May 4, 2022

| 3 min read

Building a TPM program: Where to start?

You’ve undoubtedly heard the term “TPM” (or total productive maintenance) many times throughout your maintenance career. As Greg Folts noted during his appearance on the Rooted in Reliability podcast, people may refer to TPM as shorthand for a number of different things. Often, people are referring only to autonomous maintenance when they mention it. In reality, developing an autonomous maintenance plan is just one pillar (and the most common starting point) of building a full TPM program for a facility.

TPM refers to putting processes and training in place so that everyone in a facility—from operations to plant maintenance to engineering—is contributing to maintenance. But what are the necessary steps for building an effective TPM program? Let’s look at each piece of the puzzle individually.

Total Productive Maintenance Pillars: Laying the foundation with 5S

Developed in the early 50s, Total Productive Maintenance is a program for increasing the efficiency of machines and processes, standing on eight TPM pillars with 5S as its foundation.

Before any of the eight pillars of TPM can be put in place, a “5S” foundation must be built. The purpose of laying this foundation is to introduce standardization and continuous improvement processes into every TPM activity.

Sort

Determine which items are used frequently and which are not. The ones used frequently should be kept close by, others should be stored further away.

Systemize

Each item should have one place—and one place only—to be stored.

Shine

The workplace needs to be clean. Without it, problems will be more difficult to identify, and quality maintenance will be more difficult to perform.

Standardize

The workplace should be standardized and labelled. This often means creating processes where none existed previously.

Sustain

Efforts should be made to continually perform each of the other steps at all times.

Once each of the 5S actions has been established and is part of the facility culture, it’s time to move on to the eight pillars of TPM.

TPM Methodology: Building the TPM pillars

TPM_pyramid

Pillar 1: Autonomous maintenance

Autonomous maintenance (also known as Jishu Hozen) refers to “the restoration and prevention of accelerated deterioration,” which involves cleaning equipment while inspecting it for deterioration or abnormalities, identifying and eliminating factors that contribute to deterioration, and establishing standards to clean, inspect, and lubricate an asset properly. The ultimate goal of autonomous maintenance is to make it part of the operators’ day-to-day job to properly care for their assets as a form of maintenance. This pillar allows maintenance teams to address the larger maintenance issues that deserve their full attention.
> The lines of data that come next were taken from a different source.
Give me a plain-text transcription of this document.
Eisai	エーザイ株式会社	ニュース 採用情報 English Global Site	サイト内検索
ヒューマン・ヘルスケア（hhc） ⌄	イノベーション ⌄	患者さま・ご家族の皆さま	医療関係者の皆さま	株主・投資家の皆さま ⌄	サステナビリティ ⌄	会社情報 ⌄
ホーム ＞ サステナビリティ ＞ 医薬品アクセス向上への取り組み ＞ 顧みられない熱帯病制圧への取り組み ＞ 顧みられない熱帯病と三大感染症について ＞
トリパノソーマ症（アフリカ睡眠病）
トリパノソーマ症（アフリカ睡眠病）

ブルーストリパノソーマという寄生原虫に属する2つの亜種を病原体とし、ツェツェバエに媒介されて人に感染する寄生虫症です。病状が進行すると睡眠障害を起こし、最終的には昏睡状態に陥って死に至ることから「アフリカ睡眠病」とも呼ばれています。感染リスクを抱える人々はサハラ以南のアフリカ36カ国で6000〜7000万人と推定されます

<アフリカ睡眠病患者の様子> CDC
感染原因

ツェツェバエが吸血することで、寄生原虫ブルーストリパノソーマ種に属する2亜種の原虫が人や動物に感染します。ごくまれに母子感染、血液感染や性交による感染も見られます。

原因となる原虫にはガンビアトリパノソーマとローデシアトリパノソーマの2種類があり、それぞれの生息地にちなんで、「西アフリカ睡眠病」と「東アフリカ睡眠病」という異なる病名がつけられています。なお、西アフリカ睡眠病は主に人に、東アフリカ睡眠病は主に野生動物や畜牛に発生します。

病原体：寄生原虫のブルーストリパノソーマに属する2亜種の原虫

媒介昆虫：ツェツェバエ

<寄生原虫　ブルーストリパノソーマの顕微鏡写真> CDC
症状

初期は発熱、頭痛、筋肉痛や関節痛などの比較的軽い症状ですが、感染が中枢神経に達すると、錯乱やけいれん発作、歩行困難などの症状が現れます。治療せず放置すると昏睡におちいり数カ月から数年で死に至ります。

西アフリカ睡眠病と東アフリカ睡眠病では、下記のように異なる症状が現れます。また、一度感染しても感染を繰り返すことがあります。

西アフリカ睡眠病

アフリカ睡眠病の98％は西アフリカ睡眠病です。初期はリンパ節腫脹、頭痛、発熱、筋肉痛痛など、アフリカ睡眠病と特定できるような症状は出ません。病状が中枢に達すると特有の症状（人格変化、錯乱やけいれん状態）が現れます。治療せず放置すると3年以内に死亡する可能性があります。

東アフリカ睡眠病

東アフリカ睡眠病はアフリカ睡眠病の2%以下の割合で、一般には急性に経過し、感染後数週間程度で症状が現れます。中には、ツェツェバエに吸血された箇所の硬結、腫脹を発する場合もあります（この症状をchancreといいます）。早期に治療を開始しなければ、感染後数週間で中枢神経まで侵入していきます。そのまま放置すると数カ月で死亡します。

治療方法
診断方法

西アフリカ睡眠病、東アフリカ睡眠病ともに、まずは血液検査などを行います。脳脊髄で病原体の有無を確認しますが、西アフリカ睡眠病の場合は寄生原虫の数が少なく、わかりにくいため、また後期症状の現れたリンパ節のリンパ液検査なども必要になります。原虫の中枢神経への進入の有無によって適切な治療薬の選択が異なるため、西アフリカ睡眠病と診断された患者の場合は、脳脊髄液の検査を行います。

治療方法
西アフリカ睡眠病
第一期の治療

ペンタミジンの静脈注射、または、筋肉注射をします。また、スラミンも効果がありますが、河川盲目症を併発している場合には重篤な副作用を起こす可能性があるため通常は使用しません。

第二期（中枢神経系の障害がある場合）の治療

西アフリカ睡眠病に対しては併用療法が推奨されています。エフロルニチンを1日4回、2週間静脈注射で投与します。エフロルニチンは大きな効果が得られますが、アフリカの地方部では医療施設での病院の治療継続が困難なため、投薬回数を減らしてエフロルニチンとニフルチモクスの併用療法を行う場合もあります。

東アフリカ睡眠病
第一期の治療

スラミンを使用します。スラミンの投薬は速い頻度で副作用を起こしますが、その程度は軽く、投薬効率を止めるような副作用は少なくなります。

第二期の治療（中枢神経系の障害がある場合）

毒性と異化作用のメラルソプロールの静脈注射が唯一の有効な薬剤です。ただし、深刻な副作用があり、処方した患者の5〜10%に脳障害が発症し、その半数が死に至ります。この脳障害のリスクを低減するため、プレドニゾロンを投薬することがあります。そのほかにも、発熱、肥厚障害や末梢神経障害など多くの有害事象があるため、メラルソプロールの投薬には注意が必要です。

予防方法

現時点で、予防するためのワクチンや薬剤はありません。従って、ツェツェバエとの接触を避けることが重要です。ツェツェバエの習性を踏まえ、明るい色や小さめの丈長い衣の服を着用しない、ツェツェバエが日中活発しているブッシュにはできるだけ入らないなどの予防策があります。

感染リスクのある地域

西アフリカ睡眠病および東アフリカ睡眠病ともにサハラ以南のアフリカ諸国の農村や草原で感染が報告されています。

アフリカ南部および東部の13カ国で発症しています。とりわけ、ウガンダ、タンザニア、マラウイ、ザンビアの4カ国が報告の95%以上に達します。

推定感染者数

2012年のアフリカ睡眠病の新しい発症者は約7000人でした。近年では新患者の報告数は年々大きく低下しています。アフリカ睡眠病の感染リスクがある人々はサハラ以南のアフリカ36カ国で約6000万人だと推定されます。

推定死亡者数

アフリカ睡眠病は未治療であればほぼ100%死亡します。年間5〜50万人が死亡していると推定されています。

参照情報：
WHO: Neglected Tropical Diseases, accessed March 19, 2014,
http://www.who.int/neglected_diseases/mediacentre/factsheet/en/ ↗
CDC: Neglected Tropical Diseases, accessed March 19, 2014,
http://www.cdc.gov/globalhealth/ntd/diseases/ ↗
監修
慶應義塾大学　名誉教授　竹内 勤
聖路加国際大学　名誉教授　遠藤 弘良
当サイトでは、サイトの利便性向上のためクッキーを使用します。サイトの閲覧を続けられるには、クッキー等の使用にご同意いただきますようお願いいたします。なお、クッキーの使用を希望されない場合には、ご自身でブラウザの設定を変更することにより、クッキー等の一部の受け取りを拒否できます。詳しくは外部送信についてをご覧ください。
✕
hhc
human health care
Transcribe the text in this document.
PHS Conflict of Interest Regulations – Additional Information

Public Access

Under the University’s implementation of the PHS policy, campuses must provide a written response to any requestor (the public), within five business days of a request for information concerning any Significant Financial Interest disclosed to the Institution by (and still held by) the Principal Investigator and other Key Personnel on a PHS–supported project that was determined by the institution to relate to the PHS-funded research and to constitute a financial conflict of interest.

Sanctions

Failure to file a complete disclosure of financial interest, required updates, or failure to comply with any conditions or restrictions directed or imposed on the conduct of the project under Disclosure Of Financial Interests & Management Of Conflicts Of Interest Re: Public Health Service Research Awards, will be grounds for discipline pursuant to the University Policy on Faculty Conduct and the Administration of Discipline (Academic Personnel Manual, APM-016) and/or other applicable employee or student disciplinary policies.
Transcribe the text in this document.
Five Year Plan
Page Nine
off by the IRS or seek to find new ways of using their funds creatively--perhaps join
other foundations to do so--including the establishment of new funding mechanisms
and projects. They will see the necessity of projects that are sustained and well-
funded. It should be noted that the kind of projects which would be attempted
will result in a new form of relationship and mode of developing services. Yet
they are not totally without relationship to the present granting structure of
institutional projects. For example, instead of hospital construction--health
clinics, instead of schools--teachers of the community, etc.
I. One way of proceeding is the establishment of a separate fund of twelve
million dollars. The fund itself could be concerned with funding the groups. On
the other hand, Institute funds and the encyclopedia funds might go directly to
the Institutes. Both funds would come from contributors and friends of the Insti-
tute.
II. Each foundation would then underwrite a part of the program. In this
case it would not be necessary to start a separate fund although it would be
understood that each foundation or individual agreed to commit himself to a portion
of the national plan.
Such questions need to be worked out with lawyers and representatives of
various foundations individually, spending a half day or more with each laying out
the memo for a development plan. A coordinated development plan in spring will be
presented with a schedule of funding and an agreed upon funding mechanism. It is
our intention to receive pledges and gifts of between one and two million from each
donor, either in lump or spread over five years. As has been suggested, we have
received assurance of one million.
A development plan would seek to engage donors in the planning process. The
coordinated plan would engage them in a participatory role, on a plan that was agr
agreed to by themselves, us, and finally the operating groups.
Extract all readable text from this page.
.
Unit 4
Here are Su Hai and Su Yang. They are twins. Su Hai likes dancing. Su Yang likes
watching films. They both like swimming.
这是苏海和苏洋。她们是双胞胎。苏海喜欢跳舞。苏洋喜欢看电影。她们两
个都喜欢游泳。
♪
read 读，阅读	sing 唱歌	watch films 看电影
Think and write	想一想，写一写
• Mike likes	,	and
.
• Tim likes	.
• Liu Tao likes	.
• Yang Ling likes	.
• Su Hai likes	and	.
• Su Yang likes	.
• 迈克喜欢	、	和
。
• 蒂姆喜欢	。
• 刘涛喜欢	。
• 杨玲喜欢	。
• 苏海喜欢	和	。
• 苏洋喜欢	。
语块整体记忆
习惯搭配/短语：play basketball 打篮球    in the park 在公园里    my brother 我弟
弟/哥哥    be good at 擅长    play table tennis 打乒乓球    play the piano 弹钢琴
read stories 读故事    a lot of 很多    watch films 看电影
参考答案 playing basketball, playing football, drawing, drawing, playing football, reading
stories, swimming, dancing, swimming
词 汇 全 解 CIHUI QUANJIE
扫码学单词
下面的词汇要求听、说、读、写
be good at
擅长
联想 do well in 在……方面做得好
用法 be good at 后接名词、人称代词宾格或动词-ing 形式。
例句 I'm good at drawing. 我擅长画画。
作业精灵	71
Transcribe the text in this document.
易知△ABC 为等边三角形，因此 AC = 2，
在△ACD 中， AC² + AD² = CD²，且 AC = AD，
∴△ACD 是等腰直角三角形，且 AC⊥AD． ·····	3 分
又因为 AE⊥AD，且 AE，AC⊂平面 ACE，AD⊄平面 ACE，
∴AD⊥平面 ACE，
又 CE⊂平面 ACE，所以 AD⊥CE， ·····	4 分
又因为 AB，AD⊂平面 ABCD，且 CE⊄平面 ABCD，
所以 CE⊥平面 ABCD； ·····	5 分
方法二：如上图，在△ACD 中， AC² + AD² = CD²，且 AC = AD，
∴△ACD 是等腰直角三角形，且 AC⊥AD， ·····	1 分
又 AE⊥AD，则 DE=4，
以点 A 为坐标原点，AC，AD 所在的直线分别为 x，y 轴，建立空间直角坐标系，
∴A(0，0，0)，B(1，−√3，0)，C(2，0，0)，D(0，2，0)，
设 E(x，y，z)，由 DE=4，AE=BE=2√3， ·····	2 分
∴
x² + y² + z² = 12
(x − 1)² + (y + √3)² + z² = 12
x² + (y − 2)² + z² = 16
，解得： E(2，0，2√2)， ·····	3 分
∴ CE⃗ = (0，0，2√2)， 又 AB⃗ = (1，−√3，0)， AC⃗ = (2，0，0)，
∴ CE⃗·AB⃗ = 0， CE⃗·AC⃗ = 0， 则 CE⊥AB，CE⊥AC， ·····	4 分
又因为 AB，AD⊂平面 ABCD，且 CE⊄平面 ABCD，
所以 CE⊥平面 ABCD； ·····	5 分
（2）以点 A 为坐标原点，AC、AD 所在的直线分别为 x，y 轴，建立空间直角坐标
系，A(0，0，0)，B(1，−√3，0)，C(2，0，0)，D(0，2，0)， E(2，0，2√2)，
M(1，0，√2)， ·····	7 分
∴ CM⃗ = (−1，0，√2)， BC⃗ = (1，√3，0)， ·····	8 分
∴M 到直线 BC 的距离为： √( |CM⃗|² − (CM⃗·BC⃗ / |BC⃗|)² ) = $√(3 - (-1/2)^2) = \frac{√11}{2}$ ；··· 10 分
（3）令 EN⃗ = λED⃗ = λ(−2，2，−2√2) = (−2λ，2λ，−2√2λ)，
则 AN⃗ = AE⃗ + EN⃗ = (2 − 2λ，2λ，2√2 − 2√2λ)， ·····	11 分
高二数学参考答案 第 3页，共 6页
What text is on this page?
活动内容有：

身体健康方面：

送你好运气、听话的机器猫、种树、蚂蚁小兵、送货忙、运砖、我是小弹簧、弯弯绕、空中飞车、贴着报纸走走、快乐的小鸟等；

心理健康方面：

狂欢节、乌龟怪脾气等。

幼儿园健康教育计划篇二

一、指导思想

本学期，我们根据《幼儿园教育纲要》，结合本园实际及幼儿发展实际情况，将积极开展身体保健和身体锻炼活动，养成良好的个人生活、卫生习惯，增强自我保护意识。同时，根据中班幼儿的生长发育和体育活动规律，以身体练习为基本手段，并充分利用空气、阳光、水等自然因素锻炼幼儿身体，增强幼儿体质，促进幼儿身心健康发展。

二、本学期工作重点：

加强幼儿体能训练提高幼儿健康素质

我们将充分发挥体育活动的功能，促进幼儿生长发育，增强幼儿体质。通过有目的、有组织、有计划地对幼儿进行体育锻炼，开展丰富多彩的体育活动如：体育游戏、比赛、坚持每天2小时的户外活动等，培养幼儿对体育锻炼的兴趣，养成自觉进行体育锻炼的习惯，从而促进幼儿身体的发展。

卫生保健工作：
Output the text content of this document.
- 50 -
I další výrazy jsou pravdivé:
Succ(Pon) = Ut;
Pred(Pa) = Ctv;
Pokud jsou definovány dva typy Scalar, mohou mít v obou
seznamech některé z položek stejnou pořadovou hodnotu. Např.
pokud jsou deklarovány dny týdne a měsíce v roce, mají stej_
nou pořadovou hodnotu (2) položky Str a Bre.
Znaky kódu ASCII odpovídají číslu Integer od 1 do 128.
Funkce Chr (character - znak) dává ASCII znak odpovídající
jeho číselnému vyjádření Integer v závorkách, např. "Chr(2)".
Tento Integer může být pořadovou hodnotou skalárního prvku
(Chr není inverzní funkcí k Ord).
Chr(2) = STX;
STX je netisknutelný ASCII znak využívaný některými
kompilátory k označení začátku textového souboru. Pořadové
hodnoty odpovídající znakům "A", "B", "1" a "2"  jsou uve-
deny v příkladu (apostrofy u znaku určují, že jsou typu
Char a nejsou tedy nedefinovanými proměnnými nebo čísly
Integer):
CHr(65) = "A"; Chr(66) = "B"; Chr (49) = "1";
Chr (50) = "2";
Pillar 2: Planned maintenance

Planned maintenance refers to setting up preventive maintenance activities based on metrics such as failure rates and time-based triggers. Planning these activities in advance allows a facility to care for an asset at a time that will not impact production so that uptime is maintained.

Pillar 3: Quality integration

This pillar involves integrating manufacturing performance, quality assurance, design error detection and prevention into the production process. The purpose of this pillar is to improve quality management by removing the root causes of defects and understanding why they occur.

Pillar 4: Focused improvement

The idea of focused improvement involves assembling cross-functional teams to address specific issues that are occurring with equipment maintenance and coming up with solutions that consider each team that interacts with that asset. Since the TPM process dictates that everyone in a facility should contribute to routine maintenance activities, it’s important to involve each functional area in problem-solving maintenance tasks so that everyone’s unique point of view is considered.

Pillar 5: New equipment management

This pillar uses the knowledge that is gained through each interaction maintenance personnel has with facility equipment to improve the design of new equipment and equipment reliability. This allows new equipment to perform better with fewer issues due to employee involvement that’s based on cross-functional knowledge. Overall equipment effectiveness is a common metric used to measure how well the facility is utilizing its equipment compared to its full potential.

Pillar 6: Training and education

The training and education pillar of TPM principles focuses on making sure the maintenance team has the knowledge and skills necessary to carry out TPM across an entire facility. As Greg Folts commented on the Rooted in Reliability podcast, TPM must be both cross-functionally and vertically integrated in order to be successful. Training and education place importance on managers understanding why a successful TPM program is important and filtering that knowledge down correctly.

Pillar 7: Safety, health, environment

Simply put, this pillar refers to building a safe and healthy facility environment and eliminating any conditions that could be risky or harmful to facility workers’ well-being. The goal of this pillar is to provide an accident-free workplace.

Pillar 8: Administrative TPM

This pillar involves encouraging people in administrative or supportive roles (such as purchasing) to apply TPM learnings and principles in their own work processes so that TPM implementation is truly cross-functional.

Implementing the foundation and pillars of TPM is a great start to early management, but an important reality of any successful TPM program is that it must be a continuous effort. Every level of employee, from personnel on the shop floor to upper management, must remain dedicated to the activities that make TPM possible.